Dataset II folder (The dataset was used for phylogenetic tree inference based on 103 transcriptomes)
- Subfolder 1 Name: 103samples_Data Matrices
- Subfolder 1 Description: The dataset (874genes103samplesDNA.fasta) was used for phylogenetic tree inference based on 874 genes and 103 samples. And the partitioning schemes (874genes103samplesDNA_gene_partition.txt) for this dataset.
- Subfolder 2 Name: 103samples_Sequence Files
- Subfolder 2 Description: Raw sequences of the 874 genes 103 samples used for phylogenetic tree inference.
Dataset III folder (The dataset was used for total-evidence tree inference based on 34 extant species, 3 fossil pimoids in Baltic amber)
- Subfolder 1 Name: 37samples_Data_Matrices
- Subfolder 1 Description: The dataset was used for total-evidence tree inference based on 30 genes, 34 samples (pimo_34spp30gene.phy), 78 morphological characters, 37 samples (pimo_morph2_1.phy), and 1 ordered characters, 36 samples (pimo_morph2_2_order.phy).

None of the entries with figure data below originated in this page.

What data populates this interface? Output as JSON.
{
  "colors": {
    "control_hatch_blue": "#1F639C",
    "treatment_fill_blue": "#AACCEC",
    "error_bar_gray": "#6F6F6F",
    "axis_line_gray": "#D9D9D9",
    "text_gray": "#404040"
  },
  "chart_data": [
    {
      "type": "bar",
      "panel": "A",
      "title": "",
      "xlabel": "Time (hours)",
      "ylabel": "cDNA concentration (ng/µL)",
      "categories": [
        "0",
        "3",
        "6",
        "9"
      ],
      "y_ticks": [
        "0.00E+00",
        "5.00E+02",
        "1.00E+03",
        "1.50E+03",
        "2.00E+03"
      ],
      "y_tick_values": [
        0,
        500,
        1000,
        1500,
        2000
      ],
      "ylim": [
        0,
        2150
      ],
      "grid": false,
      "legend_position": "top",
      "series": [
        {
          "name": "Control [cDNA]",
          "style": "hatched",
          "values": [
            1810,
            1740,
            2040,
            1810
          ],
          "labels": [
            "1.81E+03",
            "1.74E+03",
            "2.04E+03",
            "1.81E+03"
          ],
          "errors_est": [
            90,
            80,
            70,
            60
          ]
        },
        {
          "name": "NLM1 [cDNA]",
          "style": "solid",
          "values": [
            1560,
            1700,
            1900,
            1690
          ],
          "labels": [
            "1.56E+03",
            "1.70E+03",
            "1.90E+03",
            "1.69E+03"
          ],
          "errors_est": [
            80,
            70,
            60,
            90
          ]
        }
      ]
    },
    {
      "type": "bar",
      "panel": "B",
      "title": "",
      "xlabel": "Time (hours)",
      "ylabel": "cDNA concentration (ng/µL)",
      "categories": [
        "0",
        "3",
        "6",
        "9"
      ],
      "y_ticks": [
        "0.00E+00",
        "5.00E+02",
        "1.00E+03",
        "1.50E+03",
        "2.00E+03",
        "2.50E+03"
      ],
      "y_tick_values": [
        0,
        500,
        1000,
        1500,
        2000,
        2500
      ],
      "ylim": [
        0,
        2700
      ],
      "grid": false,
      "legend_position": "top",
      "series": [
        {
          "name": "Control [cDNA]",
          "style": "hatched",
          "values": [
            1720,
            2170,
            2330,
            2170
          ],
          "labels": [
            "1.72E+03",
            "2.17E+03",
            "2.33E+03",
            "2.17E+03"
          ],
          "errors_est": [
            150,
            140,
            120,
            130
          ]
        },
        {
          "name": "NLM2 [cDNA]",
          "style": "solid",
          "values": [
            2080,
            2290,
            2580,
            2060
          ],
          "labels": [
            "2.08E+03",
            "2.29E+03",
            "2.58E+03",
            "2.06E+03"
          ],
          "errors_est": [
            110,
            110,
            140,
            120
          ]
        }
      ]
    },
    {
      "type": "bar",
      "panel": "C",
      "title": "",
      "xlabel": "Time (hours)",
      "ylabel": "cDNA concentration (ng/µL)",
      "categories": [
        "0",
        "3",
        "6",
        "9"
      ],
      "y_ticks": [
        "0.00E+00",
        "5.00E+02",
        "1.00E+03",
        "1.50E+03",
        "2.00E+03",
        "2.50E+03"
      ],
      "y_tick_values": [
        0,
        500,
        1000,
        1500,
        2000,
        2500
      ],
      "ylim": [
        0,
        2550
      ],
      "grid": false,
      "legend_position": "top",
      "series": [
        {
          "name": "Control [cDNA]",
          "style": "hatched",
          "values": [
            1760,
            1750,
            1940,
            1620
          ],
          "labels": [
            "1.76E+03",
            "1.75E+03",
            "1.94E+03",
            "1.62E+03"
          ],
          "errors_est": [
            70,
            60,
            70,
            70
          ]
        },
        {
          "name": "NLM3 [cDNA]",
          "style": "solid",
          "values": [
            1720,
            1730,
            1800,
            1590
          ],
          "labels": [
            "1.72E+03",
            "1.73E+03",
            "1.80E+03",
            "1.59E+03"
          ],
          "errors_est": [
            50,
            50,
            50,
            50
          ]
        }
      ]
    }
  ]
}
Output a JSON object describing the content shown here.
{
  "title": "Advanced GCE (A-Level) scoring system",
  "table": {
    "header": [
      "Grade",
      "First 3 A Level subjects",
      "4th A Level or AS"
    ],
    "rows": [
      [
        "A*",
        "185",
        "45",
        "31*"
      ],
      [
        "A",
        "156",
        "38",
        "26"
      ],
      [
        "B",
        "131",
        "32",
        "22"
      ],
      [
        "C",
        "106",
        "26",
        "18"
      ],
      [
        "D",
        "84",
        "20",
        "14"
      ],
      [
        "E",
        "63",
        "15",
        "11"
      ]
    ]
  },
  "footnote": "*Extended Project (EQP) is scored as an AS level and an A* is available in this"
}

And the partitioning schemes (pimo_TE0524.nex) for this dataset.
- Subfolder 2 Name: 37samples_Files
- Subfolder 2 Description: Raw files of the 30 genes, 34 samples, 78 morphological characters, 37 samples, and 1 ordered characters, 36 samples used for total-evidence tree inference.
7896_orthologs.zip:
This zip file includes 7896 orthologs for gene selection analysis.
- We used the translated coding sequences of nine Pimoid species, all with Busco transcriptome completeness scores > 90% and contig N50 > 1,500 bp. One-to-one orthologous genes were identified through the reciprocal best-hit method in BLASTP (E-value < 1E-10). P. gyaca was used as an anchor species. Nucleotide sequence alignments were obtained using MAFFT v7.455 with the G-INS-i method. Poorly aligned regions with gaps covering more than 10% of the sequence or a similarity score < 0.001 were trimmed using trimAL v1.4.rev15 (-gt 0.9 -st 0.001 -backtrans). We obtained these 7,896 orthologs.

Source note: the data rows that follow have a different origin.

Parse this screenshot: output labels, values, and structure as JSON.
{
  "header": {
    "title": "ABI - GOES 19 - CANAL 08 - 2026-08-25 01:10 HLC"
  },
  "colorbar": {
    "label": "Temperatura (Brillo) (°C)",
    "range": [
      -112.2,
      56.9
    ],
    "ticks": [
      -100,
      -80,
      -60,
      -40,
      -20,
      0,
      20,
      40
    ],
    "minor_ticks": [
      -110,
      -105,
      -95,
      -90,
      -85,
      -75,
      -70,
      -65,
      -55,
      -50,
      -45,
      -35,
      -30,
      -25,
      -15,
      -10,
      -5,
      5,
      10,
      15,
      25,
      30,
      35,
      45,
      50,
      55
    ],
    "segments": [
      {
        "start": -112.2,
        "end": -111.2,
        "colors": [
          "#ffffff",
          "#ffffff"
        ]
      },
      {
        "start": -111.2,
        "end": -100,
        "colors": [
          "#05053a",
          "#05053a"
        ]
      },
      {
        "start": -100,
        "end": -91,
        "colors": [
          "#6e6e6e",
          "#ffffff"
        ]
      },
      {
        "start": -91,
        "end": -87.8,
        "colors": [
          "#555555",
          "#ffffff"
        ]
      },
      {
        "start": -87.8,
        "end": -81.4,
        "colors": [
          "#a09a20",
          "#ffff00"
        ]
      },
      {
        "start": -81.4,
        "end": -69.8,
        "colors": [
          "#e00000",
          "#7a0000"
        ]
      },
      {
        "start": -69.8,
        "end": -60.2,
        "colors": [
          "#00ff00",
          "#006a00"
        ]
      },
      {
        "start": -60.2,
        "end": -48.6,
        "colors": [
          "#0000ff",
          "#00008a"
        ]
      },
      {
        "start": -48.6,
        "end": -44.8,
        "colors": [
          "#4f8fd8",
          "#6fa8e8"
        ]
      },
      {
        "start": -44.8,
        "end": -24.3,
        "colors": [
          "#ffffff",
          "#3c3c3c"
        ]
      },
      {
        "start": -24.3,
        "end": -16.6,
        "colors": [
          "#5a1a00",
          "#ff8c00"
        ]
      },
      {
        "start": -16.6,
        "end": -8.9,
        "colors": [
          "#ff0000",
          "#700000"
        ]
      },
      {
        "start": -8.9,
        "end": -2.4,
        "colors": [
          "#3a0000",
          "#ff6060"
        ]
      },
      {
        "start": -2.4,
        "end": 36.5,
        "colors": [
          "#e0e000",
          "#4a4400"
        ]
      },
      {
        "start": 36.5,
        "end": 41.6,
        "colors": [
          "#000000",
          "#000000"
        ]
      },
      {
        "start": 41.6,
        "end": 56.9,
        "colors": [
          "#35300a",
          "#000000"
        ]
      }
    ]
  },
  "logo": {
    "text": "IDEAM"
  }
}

Scripts_of_positively_selected_genes.zip:
This zip file includes two Python files:batch_codemlBSM.py and batch_codemlBSM0.py, used for screening positively selected genes in the manuscript.
- For positive selection analysis, the CODEML program from PAML was executed to calculate the significance of genes among high-elevation pimoids via the branch-site model.
Scripts_of_rapidly_evolving_genes.zip:
This zip file contains two Python files (batch_codemlBSM.py and batch_codemlBSM0.py) and one shell script (REG.sh), all used for screening rapidly evolving genes in the manuscript.
- To scan the rapidly evolving genes, we employed the branch model through CODEML in PAML.